GMT hand A fourth hand completing one revolution per 24 hours, used to display a second time zone simultaneously with local time.
Hacking / Hack seconds A feature allowing the secondhand to stop when the crown is pulled out, enabling precise time-setting synchronized to a reference. Important for setting accurate time.
In-house movement A movement designed and manufactured by the same company that sells the watch. Orient and Seiko make their own calibers in-house. Not all brands do — many use ETA or other supplier movements.
Lug width The gap between the lugs where a strap or bracelet attaches, measured in mm. Determines strap compatibility. Common: 18mm, 20mm, 22mm.
Lugs The protruding arms on the case that hold the strap or bracelet, measured in the lug-to-lug distance (vertical case height) and lug width.
Lume / Luminous Photoluminescent material on hands and indices that glows in darkness after absorbing light. Modern lume (Super-LumiNova, LumiBrite) is non-radioactive and rechargeable.

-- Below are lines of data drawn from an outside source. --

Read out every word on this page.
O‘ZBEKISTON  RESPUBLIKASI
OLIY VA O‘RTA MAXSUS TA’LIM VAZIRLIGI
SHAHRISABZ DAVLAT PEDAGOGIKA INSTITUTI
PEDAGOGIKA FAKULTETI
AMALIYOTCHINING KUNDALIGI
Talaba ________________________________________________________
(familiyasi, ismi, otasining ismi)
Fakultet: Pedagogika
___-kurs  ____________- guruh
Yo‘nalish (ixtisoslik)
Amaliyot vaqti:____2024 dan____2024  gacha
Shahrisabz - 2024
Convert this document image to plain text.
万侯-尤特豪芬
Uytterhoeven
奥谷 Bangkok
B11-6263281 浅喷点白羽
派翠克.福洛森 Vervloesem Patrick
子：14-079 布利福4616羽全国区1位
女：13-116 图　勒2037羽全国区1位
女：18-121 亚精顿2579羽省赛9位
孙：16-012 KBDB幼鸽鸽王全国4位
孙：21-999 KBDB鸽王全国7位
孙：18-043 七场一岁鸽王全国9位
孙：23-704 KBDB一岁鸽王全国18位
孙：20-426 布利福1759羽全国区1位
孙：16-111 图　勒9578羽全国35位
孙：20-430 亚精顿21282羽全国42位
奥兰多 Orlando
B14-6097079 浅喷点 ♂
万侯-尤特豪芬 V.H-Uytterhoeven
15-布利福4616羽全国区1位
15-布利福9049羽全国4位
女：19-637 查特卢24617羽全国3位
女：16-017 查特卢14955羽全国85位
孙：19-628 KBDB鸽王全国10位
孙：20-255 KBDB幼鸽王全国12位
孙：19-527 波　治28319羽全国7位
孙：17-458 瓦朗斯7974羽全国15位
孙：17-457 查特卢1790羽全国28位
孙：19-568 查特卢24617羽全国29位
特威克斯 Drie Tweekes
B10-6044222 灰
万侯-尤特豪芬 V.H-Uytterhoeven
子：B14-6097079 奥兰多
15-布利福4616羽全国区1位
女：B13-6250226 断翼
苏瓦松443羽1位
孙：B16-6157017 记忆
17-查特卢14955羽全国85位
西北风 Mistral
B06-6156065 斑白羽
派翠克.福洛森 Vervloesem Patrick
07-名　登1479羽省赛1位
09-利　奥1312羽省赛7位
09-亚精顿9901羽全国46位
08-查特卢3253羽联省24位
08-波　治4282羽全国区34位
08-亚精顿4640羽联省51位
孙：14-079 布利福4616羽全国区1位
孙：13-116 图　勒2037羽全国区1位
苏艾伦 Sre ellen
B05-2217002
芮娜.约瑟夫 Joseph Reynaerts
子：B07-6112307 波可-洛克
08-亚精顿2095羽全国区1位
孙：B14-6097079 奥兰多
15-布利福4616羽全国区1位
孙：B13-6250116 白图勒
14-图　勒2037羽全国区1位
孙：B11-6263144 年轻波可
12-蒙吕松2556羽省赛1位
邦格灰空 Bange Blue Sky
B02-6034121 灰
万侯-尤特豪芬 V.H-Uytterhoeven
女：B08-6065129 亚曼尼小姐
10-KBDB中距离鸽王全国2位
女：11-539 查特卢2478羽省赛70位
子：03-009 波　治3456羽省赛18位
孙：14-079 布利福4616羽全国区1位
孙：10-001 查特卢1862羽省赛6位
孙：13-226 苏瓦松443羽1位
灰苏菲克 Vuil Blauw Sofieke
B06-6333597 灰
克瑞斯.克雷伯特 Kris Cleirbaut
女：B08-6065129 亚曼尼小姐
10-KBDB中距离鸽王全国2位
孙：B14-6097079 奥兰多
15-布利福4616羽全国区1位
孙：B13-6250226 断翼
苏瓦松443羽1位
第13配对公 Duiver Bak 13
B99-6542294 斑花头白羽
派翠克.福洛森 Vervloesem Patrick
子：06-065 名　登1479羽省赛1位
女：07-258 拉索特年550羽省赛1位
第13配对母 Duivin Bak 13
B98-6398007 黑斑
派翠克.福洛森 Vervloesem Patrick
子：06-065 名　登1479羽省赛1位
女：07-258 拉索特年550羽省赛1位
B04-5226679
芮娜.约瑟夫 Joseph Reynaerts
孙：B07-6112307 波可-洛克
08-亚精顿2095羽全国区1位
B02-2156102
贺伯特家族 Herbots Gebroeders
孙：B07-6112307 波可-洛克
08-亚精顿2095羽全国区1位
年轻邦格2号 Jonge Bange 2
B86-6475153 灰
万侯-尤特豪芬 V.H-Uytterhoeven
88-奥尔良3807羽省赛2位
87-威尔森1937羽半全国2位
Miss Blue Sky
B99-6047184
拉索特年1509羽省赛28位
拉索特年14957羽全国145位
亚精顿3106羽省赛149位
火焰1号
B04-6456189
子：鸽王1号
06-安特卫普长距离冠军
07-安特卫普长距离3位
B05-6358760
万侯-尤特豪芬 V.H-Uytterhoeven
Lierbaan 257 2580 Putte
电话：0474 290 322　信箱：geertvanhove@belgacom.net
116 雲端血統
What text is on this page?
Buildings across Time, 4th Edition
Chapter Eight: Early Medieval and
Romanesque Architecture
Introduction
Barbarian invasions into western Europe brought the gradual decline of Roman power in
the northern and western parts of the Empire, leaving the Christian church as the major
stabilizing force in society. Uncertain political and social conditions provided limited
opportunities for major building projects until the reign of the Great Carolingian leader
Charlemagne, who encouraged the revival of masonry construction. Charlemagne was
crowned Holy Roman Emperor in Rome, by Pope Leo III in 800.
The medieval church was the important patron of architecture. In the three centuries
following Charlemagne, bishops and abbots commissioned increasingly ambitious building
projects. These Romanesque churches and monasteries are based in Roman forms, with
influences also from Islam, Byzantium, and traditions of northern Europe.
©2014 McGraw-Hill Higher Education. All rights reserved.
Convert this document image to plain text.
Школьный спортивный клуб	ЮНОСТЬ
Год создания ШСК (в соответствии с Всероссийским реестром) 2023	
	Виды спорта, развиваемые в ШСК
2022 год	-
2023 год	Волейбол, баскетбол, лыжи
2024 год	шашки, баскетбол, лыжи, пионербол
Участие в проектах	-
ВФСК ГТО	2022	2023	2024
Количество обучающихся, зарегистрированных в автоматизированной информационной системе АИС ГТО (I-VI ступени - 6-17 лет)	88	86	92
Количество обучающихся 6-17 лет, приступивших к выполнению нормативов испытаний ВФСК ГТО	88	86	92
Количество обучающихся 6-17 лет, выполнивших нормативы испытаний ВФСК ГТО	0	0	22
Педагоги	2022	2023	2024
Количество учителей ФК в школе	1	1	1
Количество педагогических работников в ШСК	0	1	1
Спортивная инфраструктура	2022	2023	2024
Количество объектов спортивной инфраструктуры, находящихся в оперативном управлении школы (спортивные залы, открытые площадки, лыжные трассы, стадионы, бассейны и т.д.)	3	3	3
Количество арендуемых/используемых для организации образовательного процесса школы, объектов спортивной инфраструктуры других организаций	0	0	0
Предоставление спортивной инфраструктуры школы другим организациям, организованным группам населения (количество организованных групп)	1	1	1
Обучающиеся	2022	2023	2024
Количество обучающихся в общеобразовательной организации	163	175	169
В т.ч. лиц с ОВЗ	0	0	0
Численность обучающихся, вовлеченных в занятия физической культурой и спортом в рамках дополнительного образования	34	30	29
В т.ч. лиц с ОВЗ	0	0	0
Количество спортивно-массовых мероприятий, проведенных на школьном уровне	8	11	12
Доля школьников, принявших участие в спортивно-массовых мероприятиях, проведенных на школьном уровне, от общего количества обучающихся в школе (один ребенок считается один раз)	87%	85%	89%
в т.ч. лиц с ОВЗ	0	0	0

Mainspring The coiled spring inside an automatic or manual movement that stores energy. Winding (manually or via the rotor) tensions the mainspring; the stored tension releases slowly through the gear train.
Manual-wind A movement without a rotor that must be wound by hand by rotating the crown. Also called 'hand-wind.' Common in vintage watches and some modern dress watches.
Power reserve How long a fully wound movement runs before stopping. Typically 38-80 hours for automatic watches. Tissot's Powermatic 80 leads at ~80 hours.
Pusher A button on the case side that operates a complication, typically a chronograph. Usually at 2 o'clock (start/stop) and 4 o'clock (reset).
Rotor The semicircular weighted disc in an automatic movement that swings with wrist movement, winding the mainspring. Visible through exhibition casebacks as it rotates.
Skeleton / Open-work A movement or dial with material cut away to reveal the inner workings. Full skeleton removes the dial entirely; open-heart cuts a window through the dial to reveal specific components.
Swiss Made A designation regulated by Swiss law requiring that the movement be Swiss-made, cased in Switzerland and inspected there. A quality indicator, not a performance guarantee.
TPD Turns per day — the rotation count setting on a watch winder. Different movements require different TPD settings; incorrect TPD can under-wind a watch or cause unnecessary movement wear.